I've been getting games together this week for our biggest annual rpg convention this weekend. So many cool games to try, or revisit!

I went through this weird phase of "but does all of this face to face RPing matter in the grand scheme of things?", but now I'm safely back in the fold, gaming every chance I get. Me and my friends get so much out of it, it just beats most other things we do.

Yes, even though it's ephemeral, there's something great about creating a story with your friends.

In other news, here are some cool games I've got recently:
- The Regiment: Colonial Marines is a (free) alpha edition (it's super-minimal) of a military-stories hack of Apocalypse World. This edition has you killing aliens, of course. I've played a game of the vanilla Regiment rules, and it was great - a WW2 battle where everything went wrong for the unit our heroes were in. That was really fun.
- Itras By is a surreal game about people in a fantastic city. It's diceless and relies on card draws to resolve actions (the cards give you hints about how to narrate what happens, like "Yes, but... it works but something else goes wrong"). I'm really keen to give that a go.
- Hollowpoint, which is about hyper violent action (100 Bullets, Reservoir Dogs, Heat, etc).

Hopefully I get to play all three over the weekend.

Ran an impromptu game of Edge of the Empire's Beginner Game last night and had a lot of fun with it. Got some stuff wrong since it was all seat of the pants, but I am really digging the system.

MikeSands wrote:

- Hollowpoint, which is about hyper violent action (100 Bullets, Reservoir Dogs, Heat, etc).

As a massive 100 Bullets fan, I find this really interesting. Have you played it? Any games it's like?

jlaakso wrote:
MikeSands wrote:

- Hollowpoint, which is about hyper violent action (100 Bullets, Reservoir Dogs, Heat, etc).

As a massive 100 Bullets fan, I find this really interesting. Have you played it? Any games it's like?

I played it this morning at a convention.

A little rough as it was the first time I'd run it, and was making an improvised scenario (they were mob enforcers, find a rat selling info to a rival mob, and clean up the damage).

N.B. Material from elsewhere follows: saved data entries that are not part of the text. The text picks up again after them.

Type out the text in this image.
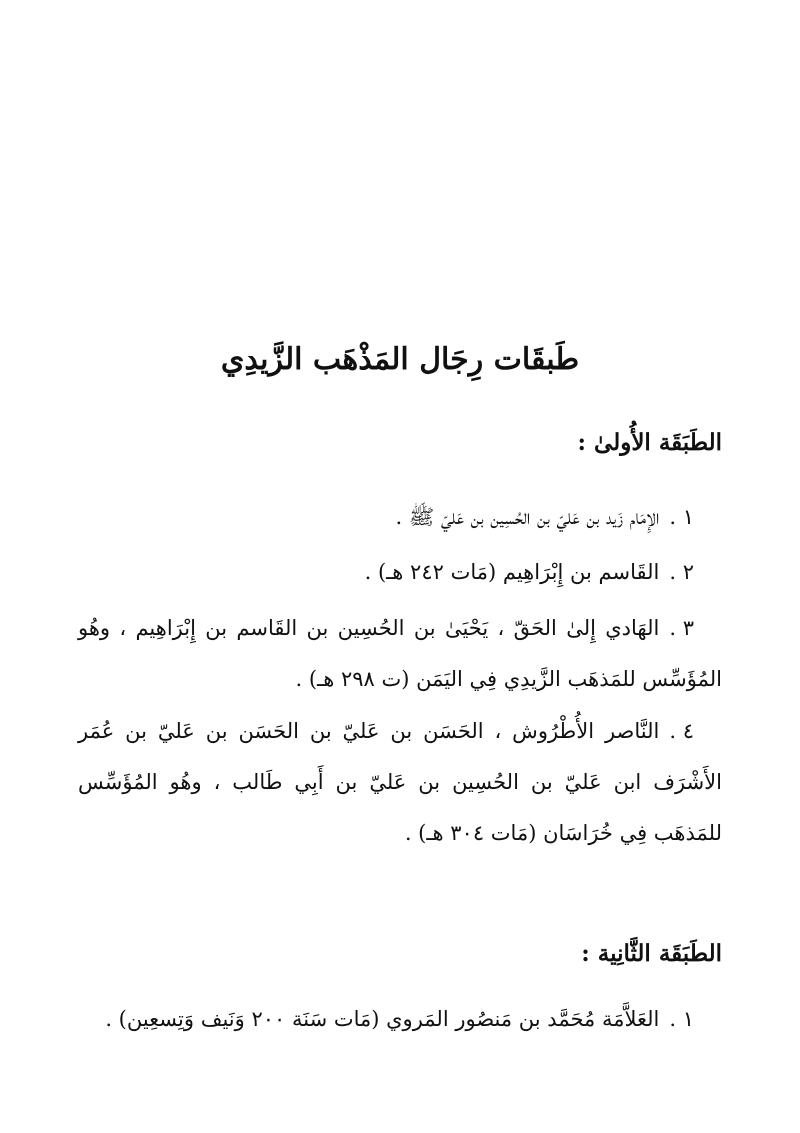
طَبقَات رِجَال المَذْهَب الزَّيدِي
الطَبَقَة الأُولىٰ :

١ .الإِمَام زَيد بن عَليّ بن الحُسِين بن عَليّ ﷺ .

٢ .القَاسم بن إِبْرَاهِيم (مَات ٢٤٢ هـ) .

٣ .الهَادي إِلىٰ الحَقّ ، يَحْيَىٰ بن الحُسِين بن القَاسم بن إِبْرَاهِيم ، وهُو المُؤَسِّس للمَذهَب الزَّيدِي فِي اليَمَن (ت ٢٩٨ هـ) .

٤ .النَّاصر الأُطْرُوش ، الحَسَن بن عَليّ بن الحَسَن بن عَليّ بن عُمَر الأَشْرَف ابن عَليّ بن الحُسِين بن عَليّ بن أَبِي طَالب ، وهُو المُؤَسِّس للمَذهَب فِي خُرَاسَان (مَات ٣٠٤ هـ) .

الطَبَقَة الثَّانِية :

١ .العَلاَّمَة مُحَمَّد بن مَنصُور المَروي (مَات سَنَة ٢٠٠ وَنَيف وَتِسعِين) .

Great fun, with a breakneck pace. It has some cool rules to do with teamwork - mixed incentives for helping or refusing make it interesting whenever someone asked for help. The conflict rules work well for varied action scenes - one covered a "info gathering" montage as they tracked down the rat, another was an epic assault on the bad guys' safe house in the country.

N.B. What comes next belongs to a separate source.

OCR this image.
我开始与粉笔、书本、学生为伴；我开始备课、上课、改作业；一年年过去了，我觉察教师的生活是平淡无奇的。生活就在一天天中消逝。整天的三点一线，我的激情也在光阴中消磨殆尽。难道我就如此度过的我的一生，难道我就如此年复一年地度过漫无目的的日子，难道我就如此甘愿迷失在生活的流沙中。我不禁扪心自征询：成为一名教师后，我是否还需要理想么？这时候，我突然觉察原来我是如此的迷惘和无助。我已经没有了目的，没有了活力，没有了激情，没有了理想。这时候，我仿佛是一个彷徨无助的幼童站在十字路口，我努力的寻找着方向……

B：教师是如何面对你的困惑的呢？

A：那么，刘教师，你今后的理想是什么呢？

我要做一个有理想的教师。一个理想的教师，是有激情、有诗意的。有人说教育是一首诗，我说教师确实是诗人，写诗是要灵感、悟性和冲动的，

So: recommended, A++, would play again.

Also played for the first time:
- "The Regiment: Colonial Marines" (see above). Fun, but the rules felt a little less fitted to an Aliens-style scenario compared to my earlier game with vanilla "The Regiment", in WW2. The more unit-tactics level rules felt kind of superfluous as our marines worked their way through the outpost to recover "valuable research speciments" from rebels.
- The Quiet Year: Really good. It's a very strange sort of rpg. You don't have characters as such, but you narrate a year in the life of a post-apocalyptic community, creating a map of all the significant things in and near your community. You take turns, drawing a card which you have to interpret (most have a choice of two events that happen), then take an action: have the community start a major project, discuss an issue, or introduce something new on the map.
- World of Dungeons/Dark Heart of the Dreamer (both are bonus stuff from the Dungeon World kickstarter). World of Dungeons is ultra stripped down Dungeon World, with the conceit "if Dungeon World is D&D4, then World of Dungeons is the 1979 basic set it was based on". Dark Heart is a setting inspired by Planescape, in which your adventurers live in Dis, a city that is finding and consuming other planes, which are incorporated as new parts of the city as it goes. Lots of fun, it's got all sorts of crazy stuff available (our party included a demigod, a half-drow/half-demon, a half-gnome/half-earth elemental, and a githzerai, and one human). Free-wheeling, crazy fun.